Maybe you’re old enough to remember when people used to burn logs in their fireplaces at home. I’m glad the government finally moved to eliminate that widespread cancer-causing activity. Oh, wait, I guess…

The CDC reply this time more or less blew me off and referred me to the EPA.

Getting Closer to an Answer

That’s where I went. I asked again whether secondhand smoke was the only smoke for which the government position is that there is no level of safe exposure.

Guess what? I got a very reasoned, thorough reply from someone in the EPA’s Health and Environmental Impacts Division. He pointed out a couple of things, including the fact that the EPA doesn’t really have anything to do with tobacco smoke, since it doesn’t have an industrial source.

He also noted that he wasn’t sure what Dr. McKenna meant, though it was true that “no level of secondhand smoke exposure could be considered ‘risk-free,’ or correspond to ‘zero risk’…because it is considered to be a ‘linear carcinogen,’ meaning that each incremental breath of exposure adds to one’s lifetime risk of contracting cancer…”

But he added that if a non-smoker who lives in a virtually smoke-free environment were “to increase their exposure to secondhand smoke by, say, spending an hour or a day or even a week in the home of a smoker breathing their secondhand smoke, this would not likely result in any significant increase in their lifetime probability of contracting cancer. It would definitely increase their risk (above zero), but it would probably not increase it enough that the EPA would consider it ‘unsafe’ by our usual interpretation.”

He also patiently explained that the EPA regulates 187 different hazardous air pollutants, “many of which are considered to be ‘linear carcinogens’” like secondhand smoke. To do that, he explained, the agency assesses the increased cancer risk for those who breathe the emissions.

When they “are exposed to increased cancer risks less than 1 in a million, EPA considers those to be negligible and will not pursue any further regulation…” He also pointed out that “‘negligible risk’ does not equal ‘zero risk’…”

The Bottom Line

So, while I still don’t have an answer to my original question, I do have a little more insight into the statement that started all this and the context in which it is presented: The fact that the risk is not zero means there is risk.

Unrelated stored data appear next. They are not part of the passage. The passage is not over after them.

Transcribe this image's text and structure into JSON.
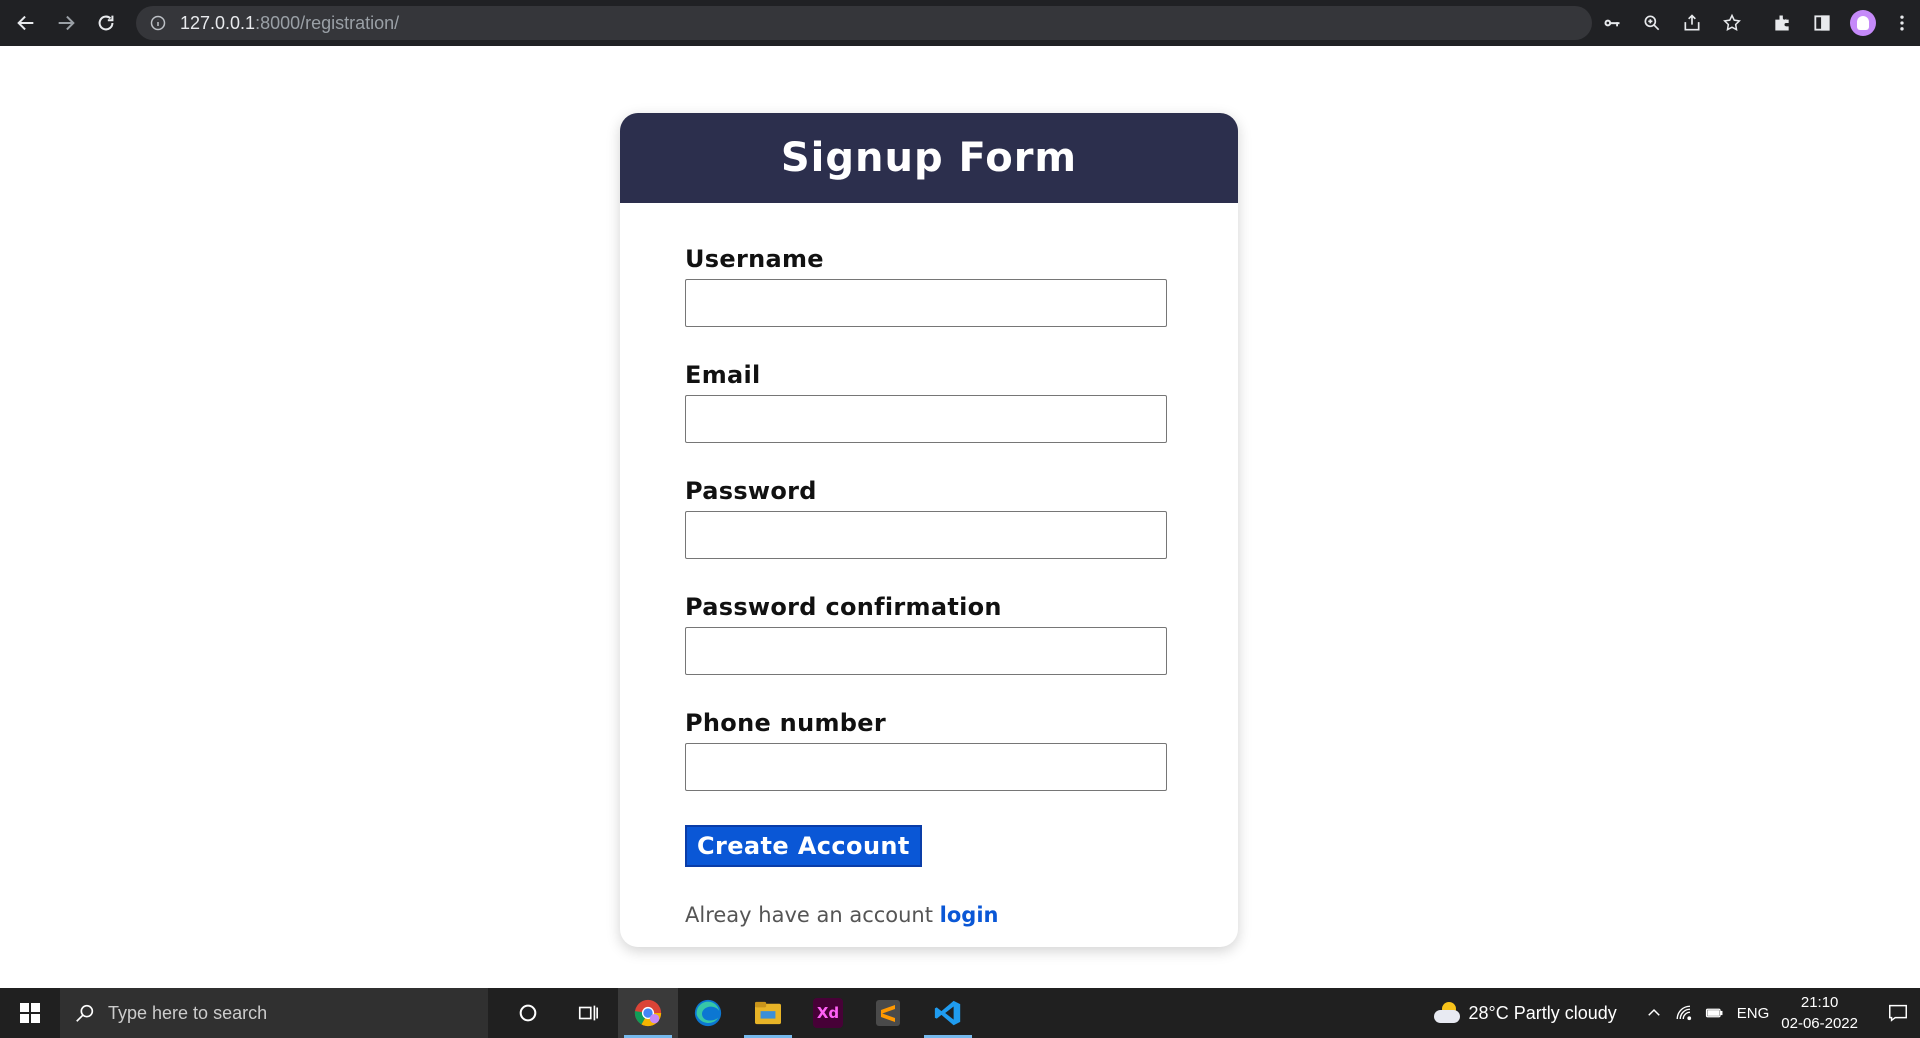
{
  "browser": {
    "url_host": "127.0.0.1",
    "url_path": ":8000/registration/"
  },
  "form": {
    "title": "Signup Form",
    "fields": [
      {
        "label": "Username",
        "value": ""
      },
      {
        "label": "Email",
        "value": ""
      },
      {
        "label": "Password",
        "value": ""
      },
      {
        "label": "Password confirmation",
        "value": ""
      },
      {
        "label": "Phone number",
        "value": ""
      }
    ],
    "submit_label": "Create Account",
    "login_prompt": "Alreay have an account ",
    "login_link": "login"
  },
  "taskbar": {
    "search_placeholder": "Type here to search",
    "weather": "28°C  Partly cloudy",
    "language": "ENG",
    "time": "21:10",
    "date": "02-06-2022"
  },
  "colors": {
    "header_bg": "#2c2f4d",
    "button_bg": "#0a57d6",
    "link": "#0a57d6"
  }
}
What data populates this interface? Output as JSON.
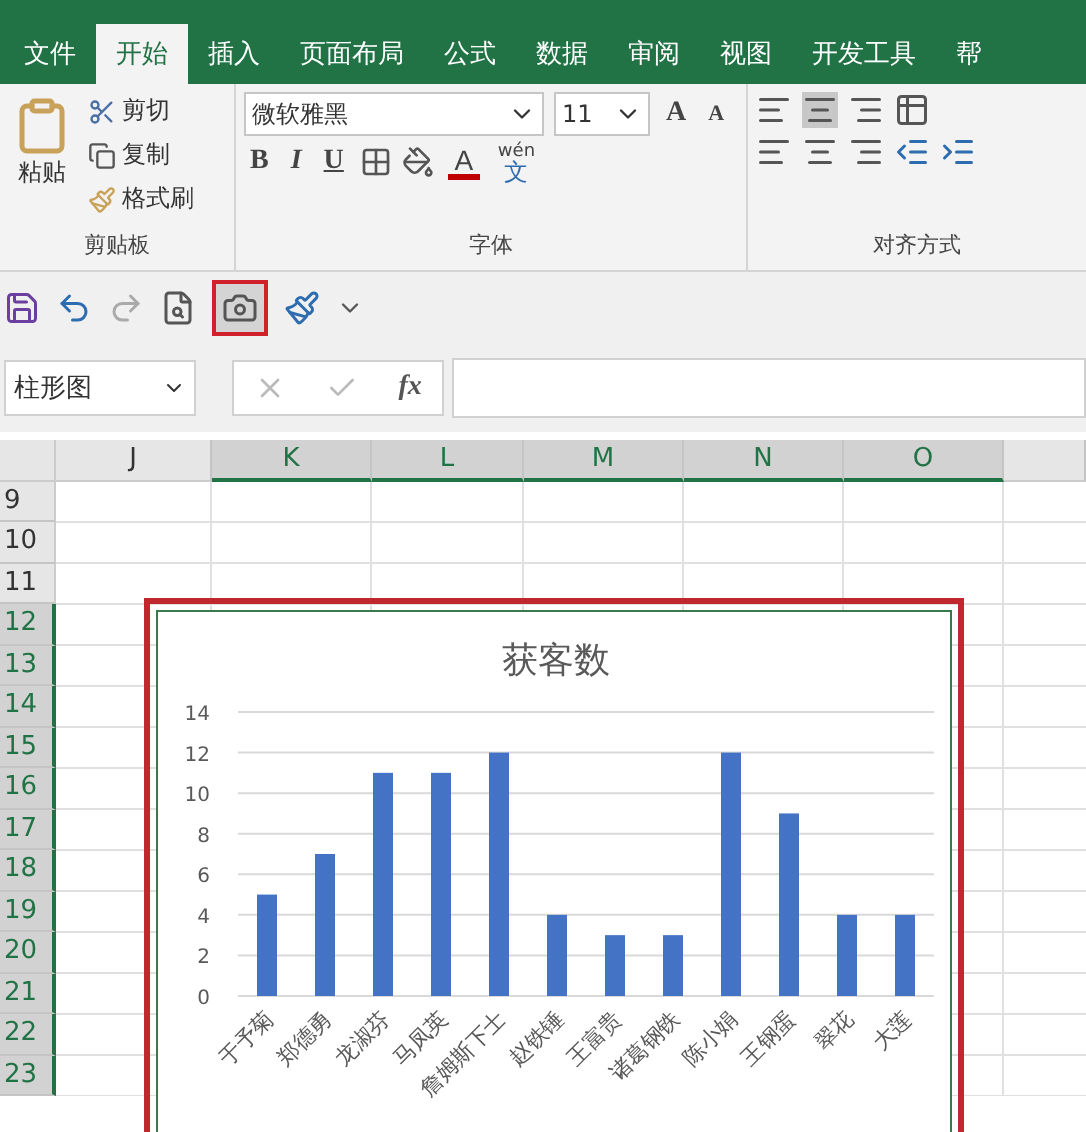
{
  "ribbon_tabs": [
    {
      "label": "文件",
      "selected": false
    },
    {
      "label": "开始",
      "selected": true
    },
    {
      "label": "插入",
      "selected": false
    },
    {
      "label": "页面布局",
      "selected": false
    },
    {
      "label": "公式",
      "selected": false
    },
    {
      "label": "数据",
      "selected": false
    },
    {
      "label": "审阅",
      "selected": false
    },
    {
      "label": "视图",
      "selected": false
    },
    {
      "label": "开发工具",
      "selected": false
    },
    {
      "label": "帮",
      "selected": false
    }
  ],
  "clipboard": {
    "paste": "粘贴",
    "cut": "剪切",
    "copy": "复制",
    "format_painter": "格式刷",
    "label": "剪贴板"
  },
  "font": {
    "name": "微软雅黑",
    "size": "11",
    "grow": "A",
    "shrink": "A",
    "bold": "B",
    "italic": "I",
    "underline": "U",
    "font_color": "A",
    "phonetic_top": "wén",
    "phonetic_bottom": "文",
    "label": "字体"
  },
  "alignment": {
    "label": "对齐方式"
  },
  "quick_access": {
    "camera_highlighted": true
  },
  "name_box": "柱形图",
  "formula_bar": {
    "function_label": "fx"
  },
  "columns": [
    {
      "label": "J",
      "selected": false
    },
    {
      "label": "K",
      "selected": true
    },
    {
      "label": "L",
      "selected": true
    },
    {
      "label": "M",
      "selected": true
    },
    {
      "label": "N",
      "selected": true
    },
    {
      "label": "O",
      "selected": true
    }
  ],
  "rows": [
    {
      "label": "9",
      "selected": false
    },
    {
      "label": "10",
      "selected": false
    },
    {
      "label": "11",
      "selected": false
    },
    {
      "label": "12",
      "selected": true
    },
    {
      "label": "13",
      "selected": true
    },
    {
      "label": "14",
      "selected": true
    },
    {
      "label": "15",
      "selected": true
    },
    {
      "label": "16",
      "selected": true
    },
    {
      "label": "17",
      "selected": true
    },
    {
      "label": "18",
      "selected": true
    },
    {
      "label": "19",
      "selected": true
    },
    {
      "label": "20",
      "selected": true
    },
    {
      "label": "21",
      "selected": true
    },
    {
      "label": "22",
      "selected": true
    },
    {
      "label": "23",
      "selected": true
    }
  ],
  "chart": {
    "highlighted": true,
    "chart_data": {
      "type": "bar",
      "title": "获客数",
      "categories": [
        "于予菊",
        "郑德勇",
        "龙淑芬",
        "马凤英",
        "詹姆斯下士",
        "赵铁锤",
        "王富贵",
        "诸葛钢铁",
        "陈小娟",
        "王钢蛋",
        "翠花",
        "大莲"
      ],
      "grid": true,
      "series": [
        {
          "color": "#4472c4",
          "values": [
            5,
            7,
            11,
            11,
            12,
            4,
            3,
            3,
            12,
            9,
            4,
            4
          ]
        }
      ],
      "ylim": [
        0,
        14
      ],
      "yticks": [
        0,
        2,
        4,
        6,
        8,
        10,
        12,
        14
      ]
    }
  }
}
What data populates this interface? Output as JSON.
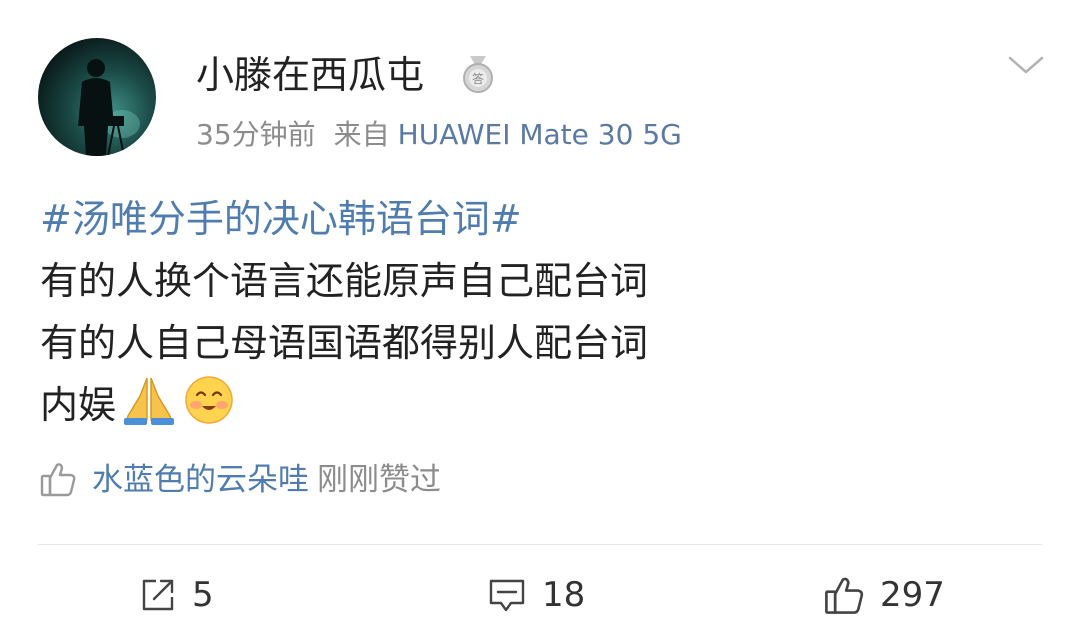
{
  "post": {
    "username": "小滕在西瓜屯",
    "time": "35分钟前",
    "source_prefix": "来自",
    "device": "HUAWEI Mate 30 5G",
    "topic": "#汤唯分手的决心韩语台词#",
    "lines": [
      "有的人换个语言还能原声自己配台词",
      "有的人自己母语国语都得别人配台词",
      "内娱"
    ],
    "emojis": [
      "pray-emoji",
      "blush-smile-emoji"
    ]
  },
  "likes": {
    "liker": "水蓝色的云朵哇",
    "status": "刚刚赞过"
  },
  "actions": {
    "repost_count": "5",
    "comment_count": "18",
    "like_count": "297"
  },
  "colors": {
    "link_blue": "#507daf",
    "device_blue": "#5b7aa3",
    "meta_gray": "#8c8c8c",
    "text": "#222222",
    "divider": "#e6e6e6"
  }
}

If there is risk, then it is accurate to say that there is no safe level of exposure.

We just won’t mention the fact that there are hundreds, probably thousands, of other elements, substances, smokes, etc., about which the same can be said. In fact, for many of them, we’ll even set a government standard for exposure, despite the likelihood that it will mislead at least some people into believing exposure at that level is “safe” or “zero risk” when that isn’t at all true.

Sounds a little like a smokescreen, doesn’t it?

George E

Tags: cigars

Drew Estate

7 Responses to “Stogie Commentary: Risky Business, This Smoking Inquiry”

  1. Newfield Tuesday, November 6, 2007 at 4:29 am #

    This is really impressive first-hand reporting. Thank you, George, for taking a break from journalistic retirement to put together this valuable piece.

    It's easy to see why StogieGuys is on Google News…

  2. Mac and Nudo Tuesday, November 6, 2007 at 5:34 am #

    Many thanks for this telling post.

    It's becoming very clear that the government's heavy-handed policies towards secondhand smoke are based more on fuzzy science and a distaste for smokers than a sincere concern for the public health.

  3. John Tuesday, November 6, 2007 at 5:41 am #

    George, I hope you treated yourself to the most voluminous smoke-producing stogie you could get your hands on after sparring with U.S. government bureaucracies. And, that as a responsible smoker, you pointed out the risk to anyone nearby who may have been exposed to your puffing.

  4. timothy fitzgerald Tuesday, November 6, 2007 at 4:45 pm #

    really great article and way to try and get a decent answer. my lungs are worse from working at owens corning yrs ago and other plants while in construction. i was once told being arround this certain chemical we were working arround killed rats. i wanted to know how big the rats were lol. myself or no one else on the job would sign the release they wanted us to sign. they had a part per million they thought we could take.